RandFan
Mormon Atheist
- Joined
- Dec 18, 2001
- Messages
- 60,135
Ok, so Joseph Smith didn't speak in that dialect and the authors of the BOM didn't either. So why is it translated that way?Technically, not really, because it isn't grammatical. It's sort of a pseudo-Elizabethan version, almost as if a 19th century fellow with no real knowledge of archaic grammar was trying to imitate the language of the King James Bible.

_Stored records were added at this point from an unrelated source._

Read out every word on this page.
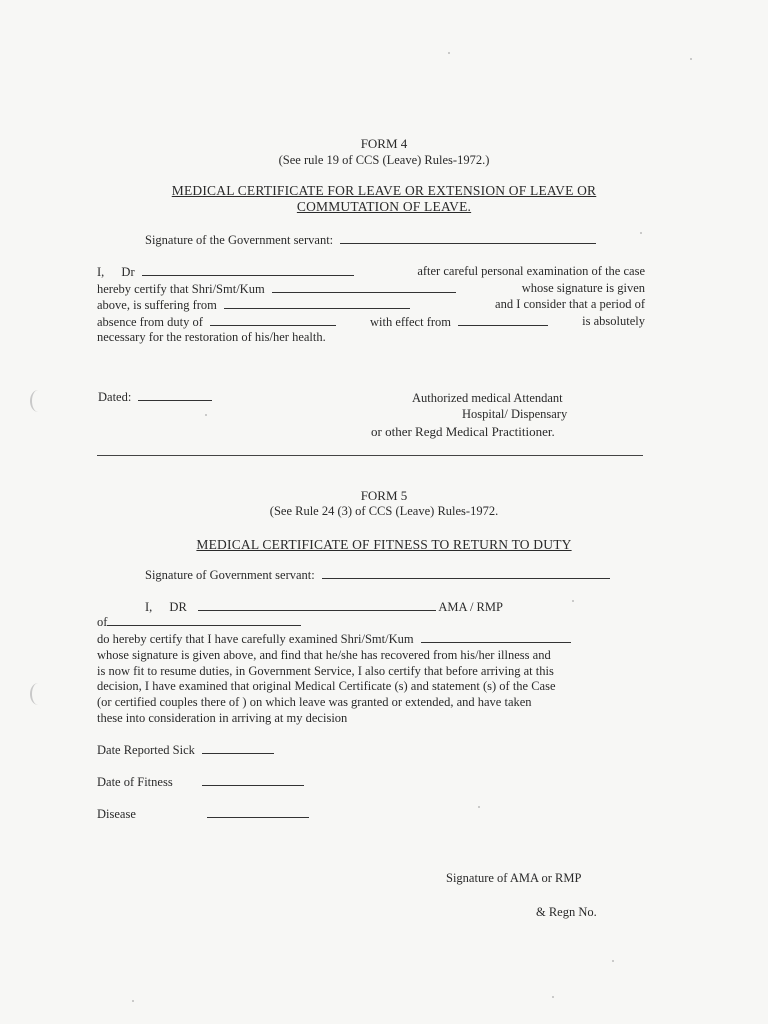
FORM 4
(See rule 19 of CCS (Leave) Rules-1972.)
MEDICAL CERTIFICATE FOR LEAVE OR EXTENSION OF LEAVE OR
COMMUTATION OF LEAVE.
Signature of the Government servant:
I, Dr	after careful personal examination of the case
hereby certify that Shri/Smt/Kum	whose signature is given
above, is suffering from	and I consider that a period of
absence from duty of	with effect from	is absolutely
necessary for the restoration of his/her health.
Dated:	Authorized medical Attendant
Hospital/ Dispensary
or other Regd Medical Practitioner.
FORM 5
(See Rule 24 (3) of CCS (Leave) Rules-1972.
MEDICAL CERTIFICATE OF FITNESS TO RETURN TO DUTY
Signature of Government servant:
I, DR	AMA / RMP
of
do hereby certify that I have carefully examined Shri/Smt/Kum
whose signature is given above, and find that he/she has recovered from his/her illness and
is now fit to resume duties, in Government Service, I also certify that before arriving at this
decision, I have examined that original Medical Certificate (s) and statement (s) of the Case
(or certified couples there of ) on which leave was granted or extended, and have taken
these into consideration in arriving at my decision
Date Reported Sick
Date of Fitness
Disease
Signature of AMA or RMP
& Regn No.
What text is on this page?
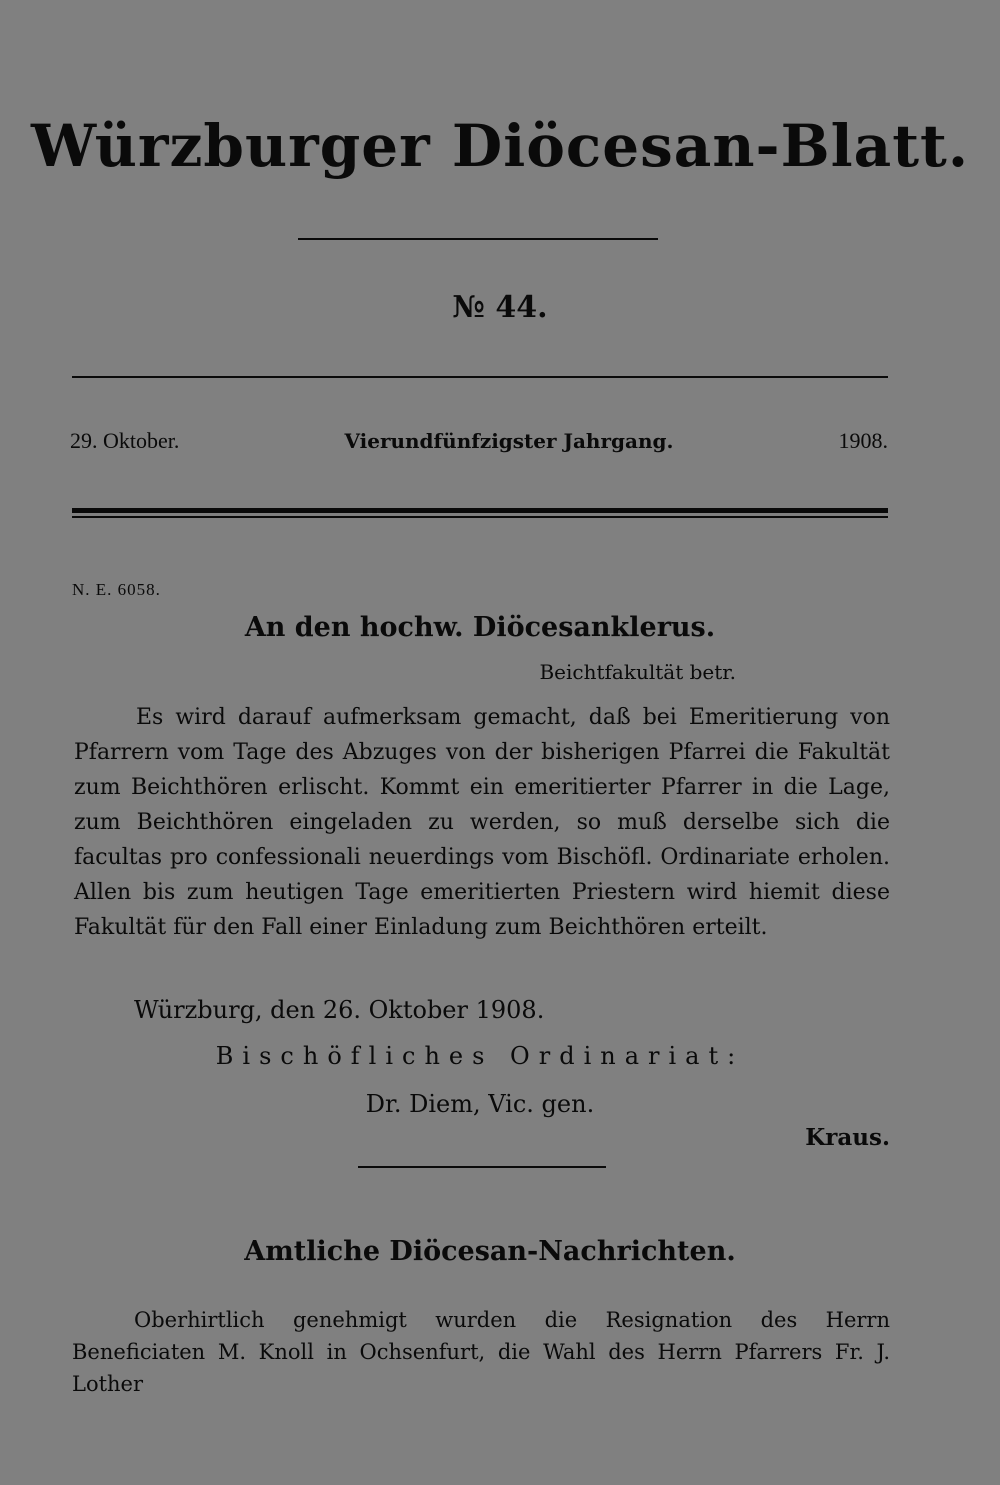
Würzburger Diöcesan-Blatt.
№ 44.
29. Oktober.	Vierundfünfzigster Jahrgang.	1908.
N. E. 6058.
An den hochw. Diöcesanklerus.
Beichtfakultät betr.

Es wird darauf aufmerksam gemacht, daß bei Emeritierung von Pfarrern vom Tage des Abzuges von der bisherigen Pfarrei die Fakultät zum Beichthören erlischt. Kommt ein emeritierter Pfarrer in die Lage, zum Beichthören eingeladen zu werden, so muß derselbe sich die facultas pro confessionali neuerdings vom Bischöfl. Ordinariate erholen. Allen bis zum heutigen Tage emeritierten Priestern wird hiemit diese Fakultät für den Fall einer Einladung zum Beichthören erteilt.

Würzburg, den 26. Oktober 1908.
Bischöfliches Ordinariat:
Dr. Diem, Vic. gen.
Kraus.
Amtliche Diöcesan-Nachrichten.

Oberhirtlich genehmigt wurden die Resignation des Herrn Beneficiaten M. Knoll in Ochsenfurt, die Wahl des Herrn Pfarrers Fr. J. Lother
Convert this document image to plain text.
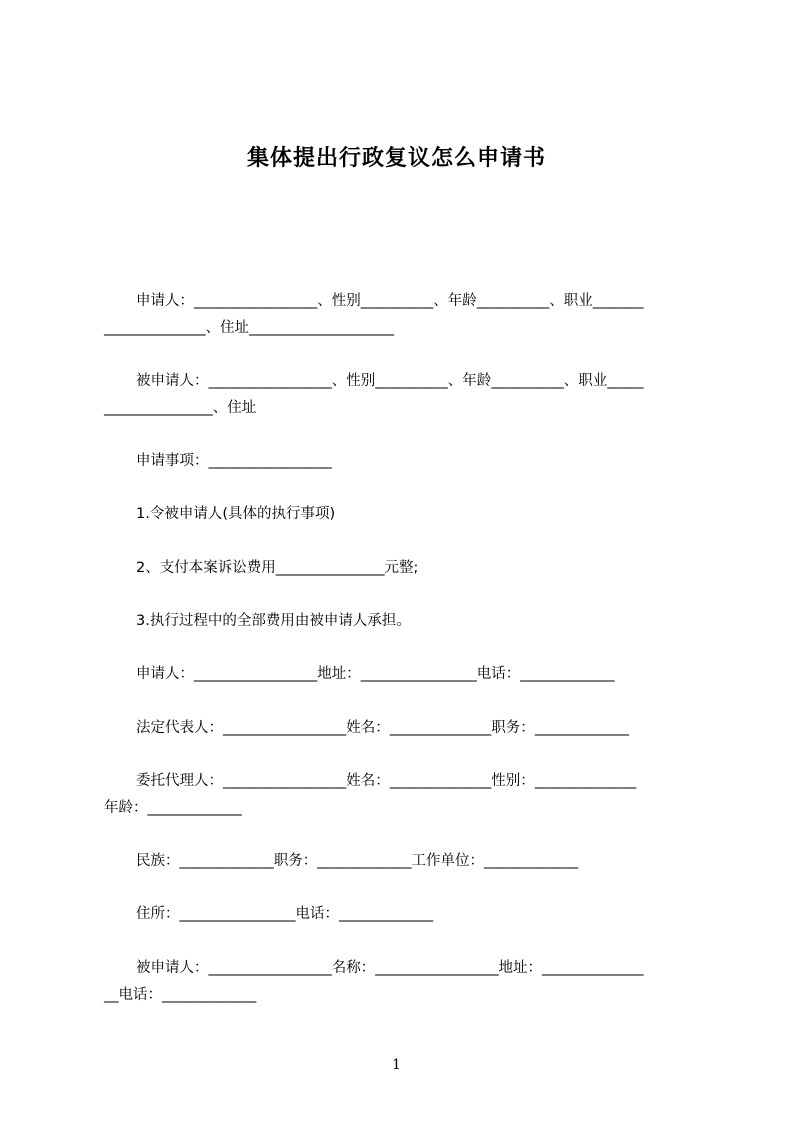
集体提出行政复议怎么申请书

申请人：_________________、性别__________、年龄__________、职业_______

______________、住址____________________

被申请人：_________________、性别__________、年龄__________、职业_____

_______________、住址

申请事项：_________________

1.令被申请人(具体的执行事项)

2、支付本案诉讼费用_______________元整;

3.执行过程中的全部费用由被申请人承担。

申请人：_________________地址：________________电话：_____________

法定代表人：_________________姓名：______________职务：_____________

委托代理人：_________________姓名：______________性别：______________

年龄：_____________

民族：_____________职务：_____________工作单位：_____________

住所：________________电话：_____________

被申请人：_________________名称：_________________地址：______________

__电话：_____________

1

I actually know the explanation.
"The word of the LORD came again unto me, saying, Moreover, thou son of man, take thee one stick, and write upon it, For Judah, and for the children of Israel his companions: then take another stick and write upon it, For Joseph, the stick of Ephraim and for all the house of Israel his companions: And join them one to another into one stick; and they shall be one in thine hand. And when the children of thy people shall speak unto thee, saying, Wilt thou not show us what thou meanest by these? Say unto them, Thus saith the LORD God; Behold, I will take the stick of Joseph, which is in the hand of Ephraim, and the tribes of Israel his companions, and I will put them with him, even the stick of Judah, and they shall be one in mine hand." --Ezekiel 37:15-19
"And thou shalt be brought down, and shalt speak out of the ground, and thy speech shall be low out of the dust, and thy voice shall be, as of one that hath a familiar spirit, out of the ground, and thy speech shall whisper out of the dust." Isaiah 29:4
So, the BOM is a history of the tribe of Joseph and it has a familiar spirit.
Translating the BOM to read in similar style to the translation of the Bible gives it that familiar spirit. Joseph Smith was fulfilling the prophecy.